Rohingya refugees have sued the social media giant Facebook for $150 billion over claims the social network is failing to stem hate speech on its platform, exacerbating violence against the vulnerable Myanmar minority.
The complaint, lodged in a California court, said the algorithms that power the US-based company promote disinformation and extreme thought that translates into real-world violence.
“Facebook is like a robot programmed with a singular mission: to grow,” the court document states.
“The undeniable reality is that Facebook’s growth, fueled by hate, division, and misinformation, has left hundreds of thousands of devastated Rohingya lives in its wake.”
The mainly Muslim group faces widespread discrimination in Myanmar, where they are despised as interlopers despite having lived in the country for generations.
A military-backed campaign that the United Nations said amounted to genocide saw hundreds of thousands of Rohingya driven across the border into Bangladesh in 2017, where they have been living in sprawling refugee camps ever since.
Many others remain in Myanmar, where they are not permitted citizenship and are subject to communal violence, as well as official discrimination by the military that seized power in February.
The legal complaint argues that Facebook’s algorithms drive susceptible users to join ever-more extreme groups, a situation that is “open to exploitation by autocratic politicians and regimes”.
In 2018, UN human rights investigators also said the use of Facebook had played a key role in spreading hate speech that fueled the violence. A Reuters investigation that year, cited in the US complaint, found more than 1,000 examples of posts, comments, and images attacking the Rohingya and other Muslims on Facebook.
The International Criminal Court has opened a case into the accusations of crimes in the region. In September, a U.S. federal judge ordered Facebook to release records of accounts connected to anti-Rohingya violence in Myanmar that the social media giant had shut down.
‘Not doing enough’
Facebook has previously promised to step up its efforts to fight hate speech in Myanmar, hiring dozens of people who speak the country’s language.
But rights groups have long charged that the social media giant is not doing enough to prevent the spread of disinformation and misinformation online.

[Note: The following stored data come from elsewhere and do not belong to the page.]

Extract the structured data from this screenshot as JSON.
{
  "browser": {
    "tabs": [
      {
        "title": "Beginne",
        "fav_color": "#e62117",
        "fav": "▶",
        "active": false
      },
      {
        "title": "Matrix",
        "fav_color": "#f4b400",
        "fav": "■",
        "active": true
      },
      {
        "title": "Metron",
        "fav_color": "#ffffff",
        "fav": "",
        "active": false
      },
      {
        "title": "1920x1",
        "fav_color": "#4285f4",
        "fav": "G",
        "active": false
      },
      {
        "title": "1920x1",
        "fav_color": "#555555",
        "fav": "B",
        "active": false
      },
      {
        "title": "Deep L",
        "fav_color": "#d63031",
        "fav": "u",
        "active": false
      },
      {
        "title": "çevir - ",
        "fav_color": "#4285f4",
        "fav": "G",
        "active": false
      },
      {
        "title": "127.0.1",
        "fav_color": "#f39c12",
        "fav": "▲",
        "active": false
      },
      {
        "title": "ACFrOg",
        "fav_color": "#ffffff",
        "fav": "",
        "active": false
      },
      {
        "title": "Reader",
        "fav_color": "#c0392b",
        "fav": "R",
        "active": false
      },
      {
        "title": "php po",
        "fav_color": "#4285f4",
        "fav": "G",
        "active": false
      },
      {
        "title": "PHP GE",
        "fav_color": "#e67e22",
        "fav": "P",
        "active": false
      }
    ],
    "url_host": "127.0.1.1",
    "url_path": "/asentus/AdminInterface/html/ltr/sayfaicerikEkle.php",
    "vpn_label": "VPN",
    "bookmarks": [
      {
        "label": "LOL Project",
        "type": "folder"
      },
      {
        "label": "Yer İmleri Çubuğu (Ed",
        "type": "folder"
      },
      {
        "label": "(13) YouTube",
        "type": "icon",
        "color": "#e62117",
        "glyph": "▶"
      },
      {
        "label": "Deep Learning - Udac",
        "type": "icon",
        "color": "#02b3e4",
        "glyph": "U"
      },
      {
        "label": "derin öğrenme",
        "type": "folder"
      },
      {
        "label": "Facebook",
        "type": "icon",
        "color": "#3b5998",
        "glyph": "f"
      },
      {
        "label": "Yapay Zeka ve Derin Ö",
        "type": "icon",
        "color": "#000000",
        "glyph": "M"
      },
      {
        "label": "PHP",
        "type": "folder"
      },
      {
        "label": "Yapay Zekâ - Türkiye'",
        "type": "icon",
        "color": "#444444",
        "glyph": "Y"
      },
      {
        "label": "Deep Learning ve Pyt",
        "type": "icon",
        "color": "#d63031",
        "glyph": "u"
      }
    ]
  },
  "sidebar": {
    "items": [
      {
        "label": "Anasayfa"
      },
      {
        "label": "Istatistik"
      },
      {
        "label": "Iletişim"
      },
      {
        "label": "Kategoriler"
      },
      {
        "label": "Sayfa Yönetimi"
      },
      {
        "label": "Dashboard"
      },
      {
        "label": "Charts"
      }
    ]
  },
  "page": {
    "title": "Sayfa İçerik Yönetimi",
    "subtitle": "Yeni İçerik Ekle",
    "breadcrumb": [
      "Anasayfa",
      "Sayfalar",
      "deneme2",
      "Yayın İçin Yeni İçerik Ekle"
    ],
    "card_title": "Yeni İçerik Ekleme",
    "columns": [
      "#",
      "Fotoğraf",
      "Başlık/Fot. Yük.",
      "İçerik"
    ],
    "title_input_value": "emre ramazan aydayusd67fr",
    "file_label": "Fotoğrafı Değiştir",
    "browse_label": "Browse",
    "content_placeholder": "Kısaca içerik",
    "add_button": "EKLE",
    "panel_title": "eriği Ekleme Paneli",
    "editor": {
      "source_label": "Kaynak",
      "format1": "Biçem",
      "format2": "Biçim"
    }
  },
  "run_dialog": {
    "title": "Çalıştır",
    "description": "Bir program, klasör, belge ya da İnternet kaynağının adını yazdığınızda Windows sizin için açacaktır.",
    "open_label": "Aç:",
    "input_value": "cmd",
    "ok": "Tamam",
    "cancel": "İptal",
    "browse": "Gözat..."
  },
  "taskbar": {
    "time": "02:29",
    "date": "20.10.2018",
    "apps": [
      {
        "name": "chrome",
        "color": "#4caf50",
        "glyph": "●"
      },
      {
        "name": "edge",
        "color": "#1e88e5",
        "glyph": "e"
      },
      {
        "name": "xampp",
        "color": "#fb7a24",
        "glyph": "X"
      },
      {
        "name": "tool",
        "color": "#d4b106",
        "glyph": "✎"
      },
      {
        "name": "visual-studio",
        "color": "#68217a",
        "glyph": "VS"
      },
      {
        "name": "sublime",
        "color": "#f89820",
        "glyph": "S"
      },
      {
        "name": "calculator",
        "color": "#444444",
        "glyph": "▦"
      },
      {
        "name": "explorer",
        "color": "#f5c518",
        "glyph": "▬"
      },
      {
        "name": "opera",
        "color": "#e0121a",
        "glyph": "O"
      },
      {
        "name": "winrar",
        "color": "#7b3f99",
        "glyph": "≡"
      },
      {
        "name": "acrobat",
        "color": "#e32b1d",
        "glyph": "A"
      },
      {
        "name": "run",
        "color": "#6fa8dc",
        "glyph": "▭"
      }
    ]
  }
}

Critics say even when alerted to hate speech on its platform, the company fails to act.
They charge that the social media giant allows falsehoods to proliferate, affecting the lives of minorities and skewing elections in democracies such as the United States, where unfounded charges of fraud circulate and intensify among like-minded friends.
Facebook has yet to respond to the complaint filed against the company.
This year, a huge leak by a company insider sparked articles arguing Facebook, whose parent company is now called Meta, knew its sites could harm some of their billions of users – but executives chose growth over safety.
Whistleblower Frances Haugen told the US Congress in October that Facebook is “fanning ethnic violence” in some countries.
Under US law, Facebook is largely protected from liability over content posted by its users.
The Rohingya lawsuit, anticipating this defence, argues that where applicable, the law of Myanmar – which has no such protections – should prevail in the case.
Facebook has been under pressure in the US and Europe to clamp down on false information, particularly over elections and the COVID-19 pandemic.
The company has forged partnerships with several media companies, including Agence France-Presse news agency, to verify online posts and remove those that are untrue.
But despite the partnership, hate speech and misinformation continue to spread on the site.